Live fast, die hard?
The typical fantasy of what a rock star lifestyle is, it doesn’t necessarily mean someone’s troubled. If someone just gets rich, famous, takes a lot of dugs or squanders a fortune or rides a lot of limousines with a lot of girls, it doesn’t necessarily mean that they’re troubled; it might just be that they’re spoiled. Or that that’s what excites them. Someone like Kurt Cobain obviously was troubled. But I didn’t gravitate toward Kurt Cobain because he was a troubled boy; I gravitated toward him because he was great. He did great work, he was a great performer, he wrote great lyrics.

Even when you were young? I feel like that has less of a pull on me now, but when I was 20, I was certainly was drawn to the melancholy, the dramatic.
Because at 20 we’re all melancholy! We’re all filled…it’s beautiful and painful to be young, so I don’t think there’s any—there’s no mystery about why young people are drawn to troubled souls, because we’re all going through so many things. I was the same way; we all suffer when young for various reasons. It could just be because we fall in love with someone and they don’t love us. Or we get ditched. Or because we’re lonely. Or because we feel that our work is not understood, or we’re misunderstood. Whatever the reasons are, we look to people who mirror our sufferings and articulate them in a way that we couldn’t articulate ourselves. That’s what our poets do for us. That’s what rock and roll songs do for us. People look to artists to articulate things they couldn’t articulate themselves.

I work with high schoolers, and they tend to have a hard time understanding that grownups don’t wish they were 16, since that seems to them, first of all, the apotheosis…but I don’t think they have a sense of how relaxing it will be to come out of the trauma. 
It’s nice that they think that, in a way, because they’re still enjoying the beauty of being young. When they’re 23, only 23, looking for a job, unable to pay for an apartment, finding their degree doesn’t mean a whole [lot], they’ll think different. So if they have a happy moment, where they think being 16 is beautiful, and everyone should want to be 16, they should be let to have that moment. It’s funny, because when I was 16, I was working in a factory, and it was horrible, and I hated being 16. My first record, Piss Factory, reflected my world of being 16, which was trying to help my family, working in this factory, trying to make my way through college or save up money for college—it just seemed like toil. We all have different thoughts about all of that.

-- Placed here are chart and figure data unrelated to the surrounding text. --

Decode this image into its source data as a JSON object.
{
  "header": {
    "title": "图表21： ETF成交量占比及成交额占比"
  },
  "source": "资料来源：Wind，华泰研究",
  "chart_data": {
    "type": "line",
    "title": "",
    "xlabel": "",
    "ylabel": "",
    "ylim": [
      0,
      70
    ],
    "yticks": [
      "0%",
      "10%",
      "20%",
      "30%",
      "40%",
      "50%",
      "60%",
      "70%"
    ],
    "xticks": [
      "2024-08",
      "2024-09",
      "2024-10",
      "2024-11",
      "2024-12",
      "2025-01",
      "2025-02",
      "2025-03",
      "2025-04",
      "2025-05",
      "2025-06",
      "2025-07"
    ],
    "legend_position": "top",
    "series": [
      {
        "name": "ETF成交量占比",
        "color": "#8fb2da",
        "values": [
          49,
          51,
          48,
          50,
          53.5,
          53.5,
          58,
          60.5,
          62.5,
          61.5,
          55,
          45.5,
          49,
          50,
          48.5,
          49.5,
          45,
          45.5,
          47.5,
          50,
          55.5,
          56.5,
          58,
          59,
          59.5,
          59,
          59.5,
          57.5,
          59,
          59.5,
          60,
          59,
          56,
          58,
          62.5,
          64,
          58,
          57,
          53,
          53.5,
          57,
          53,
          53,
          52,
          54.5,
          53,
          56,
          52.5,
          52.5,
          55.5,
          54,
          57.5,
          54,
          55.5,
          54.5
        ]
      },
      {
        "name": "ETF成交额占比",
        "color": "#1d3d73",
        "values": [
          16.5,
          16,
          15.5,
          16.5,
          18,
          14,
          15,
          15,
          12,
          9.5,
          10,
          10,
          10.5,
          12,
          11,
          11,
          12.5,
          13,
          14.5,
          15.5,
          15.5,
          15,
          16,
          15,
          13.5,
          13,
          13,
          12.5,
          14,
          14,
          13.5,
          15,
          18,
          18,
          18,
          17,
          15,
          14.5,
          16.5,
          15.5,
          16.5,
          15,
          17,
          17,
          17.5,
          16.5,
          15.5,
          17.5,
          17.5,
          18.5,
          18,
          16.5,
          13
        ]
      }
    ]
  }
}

But anytime a young person can feel happy, we should let them feel happy if they can, because there’s so many twists and turns around the corner—loss and illness and responsibility, and also al the great things. It’s a hard road ahead. We who have been through it know all the great things, but know how hard it was to get from one great thing to the next, and maybe, perhaps, don’t want to have to repeat it. And memory is a beautiful thing as well. We have that.